Similarly, Serene Jones, writing about the relevance of the Reformed tradition for the world today on the 500th anniversary of the birth of John Calvin, notes three critical insights, all reflecting the ‘both/and’ identity of the human experience. First, as human beings we are both and at the same time, saints created in the image of God and capable of loving our neighbor as God loves us, and sinners capable of doing horrible injustice to each other.  Second, recognizing this truth, we engage in the world both as realists, understanding our human limitations and yet with great optimism and hope for the possibilities, a utopic vision, or in the words of my mother’s generation, committed to ‘doing kingdom work on earth.’  Third, and most critical for this discussion, is that the Reformed tradition reminds us that we are to be “Reformed and always reforming,”  and “calls us … to recognize that one of the greatest dangers that we confront as people of faith is turning our religion into an idol that we worship.”  When that happens, it “stops us from seeing the truth of the God who, in generous unbounded love, unceasingly reached out to us…..  Our own pretensions to religious purity can be the biggest demon we fight.”[iii]

To put it even more succinctly, it’s not about them, it’s about us.

In the five centuries since Calvin, some have focused on his clear understanding of the limitations of our humanity, our shared brokenness and our seemingly limitless capacity to sin and to be cruel to each other.  Others (and I put myself here) choose to focus on the affirmative, on the good news that we are created in the image of God, and with God’s help, capable of limitless love and compassion for our neighbor.  Jones reminds us that we need to keep both perspectives in balance, to remember both our capacity for goodness and our inherent brokenness. If we want to change the church, we have to confront our own brokenness within the church, the structures of power that create barriers to those we have wittingly and unwittingly defined as “other”.  I have no illusions about it being easy, but my own experience teaches me, this is the path to life and wholeness, to the fullness of life with God and with my neighbor.

 

The Rev.
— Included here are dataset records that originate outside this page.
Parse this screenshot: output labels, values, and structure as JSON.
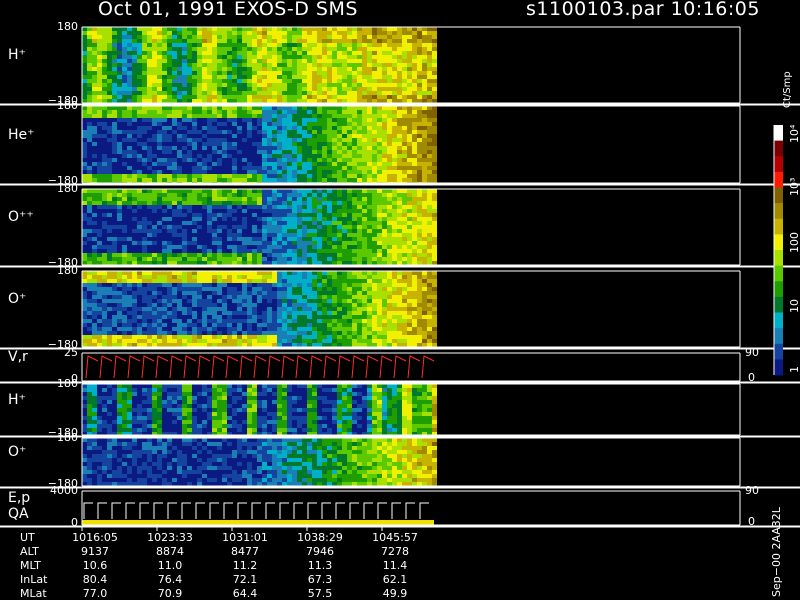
{
  "header": {
    "title": "Oct 01, 1991    EXOS-D SMS",
    "file": "s1100103.par  10:16:05"
  },
  "colorbar": {
    "unit": "Ct/Smp",
    "ticks": [
      "10⁴",
      "10³",
      "100",
      "10",
      "1"
    ],
    "colors": [
      "#ffffff",
      "#7a0000",
      "#b30000",
      "#ff1a00",
      "#806000",
      "#a08a00",
      "#c7b200",
      "#f0f000",
      "#a8e000",
      "#5cc800",
      "#1e9e00",
      "#007a2a",
      "#00b0c8",
      "#1a7fb5",
      "#1544a0",
      "#0a1a80"
    ]
  },
  "panels": [
    {
      "label": "H⁺",
      "ymax": "180",
      "ymin": "−180"
    },
    {
      "label": "He⁺",
      "ymax": "180",
      "ymin": "−180"
    },
    {
      "label": "O⁺⁺",
      "ymax": "180",
      "ymin": "−180"
    },
    {
      "label": "O⁺",
      "ymax": "180",
      "ymin": "−180"
    },
    {
      "label": "V,r",
      "ymax": "25",
      "ymin": "0",
      "rmax": "90",
      "rmin": "0"
    },
    {
      "label": "H⁺",
      "ymax": "180",
      "ymin": "−180"
    },
    {
      "label": "O⁺",
      "ymax": "180",
      "ymin": "−180"
    },
    {
      "label": "E,p\nQA",
      "ymax": "4000",
      "ymin": "0",
      "rmax": "90",
      "rmin": "0"
    }
  ],
  "side_label": "Sep−00  2AA32L",
  "ephemeris": {
    "rows": [
      "UT",
      "ALT",
      "MLT",
      "InLat",
      "MLat"
    ],
    "columns": [
      [
        "1016:05",
        "9137",
        "10.6",
        "80.4",
        "77.0"
      ],
      [
        "1023:33",
        "8874",
        "11.0",
        "76.4",
        "70.9"
      ],
      [
        "1031:01",
        "8477",
        "11.2",
        "72.1",
        "64.4"
      ],
      [
        "1038:29",
        "7946",
        "11.3",
        "67.3",
        "57.5"
      ],
      [
        "1045:57",
        "7278",
        "11.4",
        "62.1",
        "49.9"
      ]
    ]
  },
  "chart_data": {
    "type": "heatmap",
    "x": [
      "1016:05",
      "1023:33",
      "1031:01",
      "1038:29",
      "1045:57"
    ],
    "ylim": [
      -180,
      180
    ],
    "colorbar_range": [
      1,
      10000
    ]
  }
}
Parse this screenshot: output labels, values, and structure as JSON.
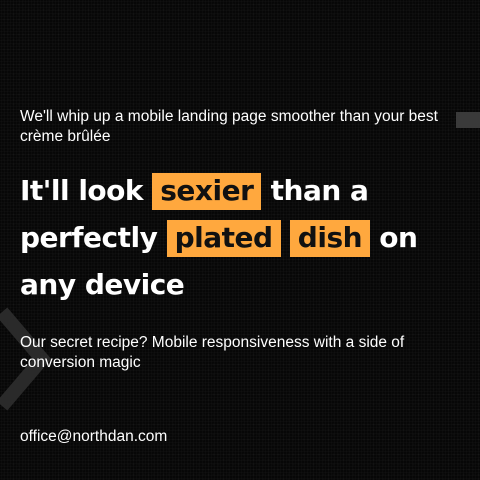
{
  "hero": {
    "subtitle": "We'll whip up a mobile landing page smoother than your best crème brûlée",
    "headline": {
      "part1": "It'll look ",
      "highlight1": "sexier",
      "part2": " than a perfectly ",
      "highlight2": "plated",
      "highlight3": "dish",
      "part3": " on any device"
    },
    "description": "Our secret recipe? Mobile responsiveness with a side of conversion magic"
  },
  "contact": {
    "email": "office@northdan.com"
  },
  "colors": {
    "background": "#070707",
    "accent": "#ffa83e",
    "text": "#ffffff"
  },
  "icons": {
    "decor_left": "chevron-right-icon",
    "decor_right": "bar-decoration"
  }
}
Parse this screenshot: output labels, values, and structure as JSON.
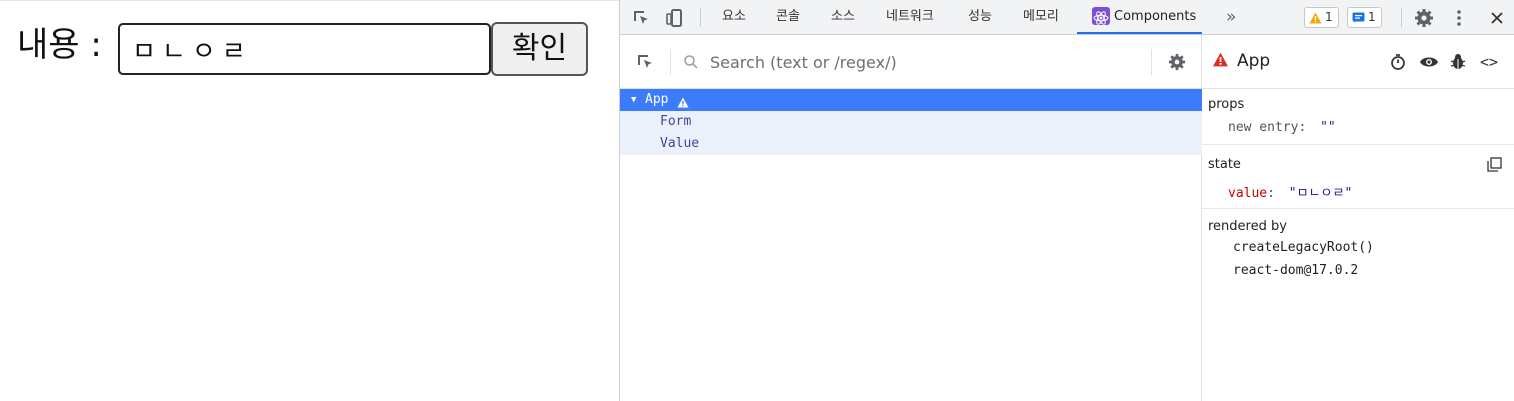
{
  "app": {
    "label": "내용 :",
    "input_value": "ㅁㄴㅇㄹ",
    "button_label": "확인"
  },
  "devtools": {
    "tabs": [
      "요소",
      "콘솔",
      "소스",
      "네트워크",
      "성능",
      "메모리"
    ],
    "active_tab": "Components",
    "more_tabs": "»",
    "warnings_count": "1",
    "messages_count": "1",
    "search_placeholder": "Search (text or /regex/)",
    "tree": {
      "root": "App",
      "children": [
        "Form",
        "Value"
      ]
    },
    "inspector": {
      "component_name": "App",
      "props_title": "props",
      "props_key": "new entry",
      "props_value": "\"\"",
      "state_title": "state",
      "state_key": "value",
      "state_value": "\"ㅁㄴㅇㄹ\"",
      "rendered_by_title": "rendered by",
      "rendered_by": [
        "createLegacyRoot()",
        "react-dom@17.0.2"
      ]
    }
  },
  "colors": {
    "accent": "#1a73e8",
    "selected_row": "#3d7bfd",
    "child_row": "#ebf1fb",
    "state_key": "#c80000",
    "string_value": "#1a1aa6",
    "warning": "#d93025"
  }
}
Teresa Chávez Sauceda, PhD serves as a chaplain with Kaiser Permanente Hospice in Martinez, CA and adjunct faculty at San Francisco Theological Seminary in mission, ministry and culture.  Teresa recently published a study guide with Presbyterian Women, Practicing God’s Radical Hospitality: Exploring Difference, Change and Leadership Through the Spiritual Discipline of Hospitality.  She lives in Vallejo, CA where she likes to putter in the garden and try out new recipes.

                 

 

[i]The Peruvian priest and theologian who helped inspire the Latin American Liberation theology movement. See Gutierrez, A Theology of Liberation, 15th Anniversary Edition. Orbis Books, 1988.

[ii] Elizondo, Virgilio.  The Future is Mestizo: Life Where Cultures Meet, revised edition. Meyer Books, 2000.